On China's leadership and the changing political situation, Schmitz said that since President Xi Jinping came into office four years ago, he has taken much more power for himself than his predecessors. "He's in charge of the military, he's in charge of the economy - he's basically in charge of everything."

The model of this faceless collective that I think was growing and reached its height with Hu Jintao start to narrow and go back to one man." Schmitz explains that he believes Xi understands that there are going to be tough years ahead - with the economy slowing down and that is a "potential problem for the party and its grasp on power and so he wants to be able to control things more personally from where he's sits." Schmitz says it would be a mistake to assume this will lead to decades of a Mao type of rule. "With China often times the pendulum will go back and forth," said Schmitz. "Right now I don't see a clear second party that could rule China." But the jury is still out on whether Xi can single-handedly manage the enormous challenges that China faces as its economy slows. And what happens when it is time for Xi to step down after his requisite 10 years at the top?


Schmitz signing his book for LAWAC members

"What I'm really interested in as a journalist is what's going to happen when it comes time for Xi to relinquish power in 2021." Schmitz said that right now Xi is surrounded by enemies because of his very unpopular anti-corruption plan, which has reached to the highest levels inside the Communist Party. "400,000 party officials have been disciplined in this campaign," said Schmitz. "That's equal to the number of elected officials in the United States." Typically China's leaders are chosen by concensus amongst the senior leaders - but if there is no concensus, the next transfer of power could be contentious.

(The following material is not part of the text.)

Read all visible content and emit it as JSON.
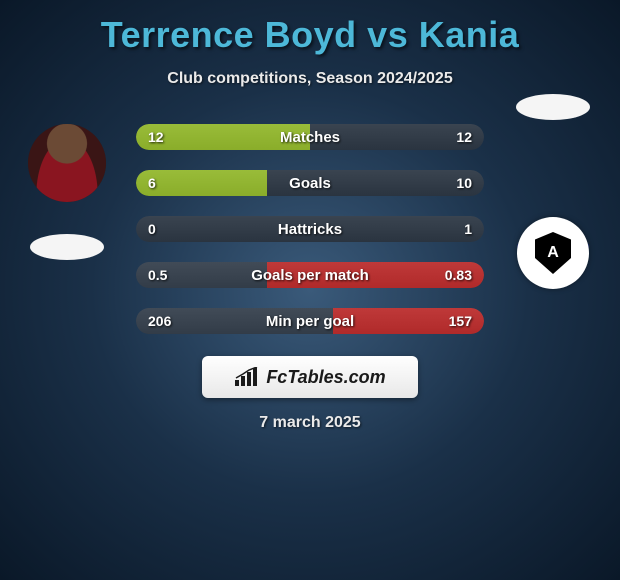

But while the future of China's political system may be opaque, one thing is clear from Schmitz's neighbors along Changle Road - everyone in China has their dream, misplaced or not, and they are prepared to work hard for it. Schmitz discovered that the land on which his apartment is built was forcibly confiscated from a family, during which the father was killed. When Schmitz tracked down his widow, he asked her about her son - expecting to hear a tale of extended misery. But she told him that her son had gone to Cornell, earned a PhD in economics, and was now trading derivatives for an investment bank in Hong Kong. "Sometimes when you are reporting in China you hear stories that just make you stop in wonder," said Schmitz.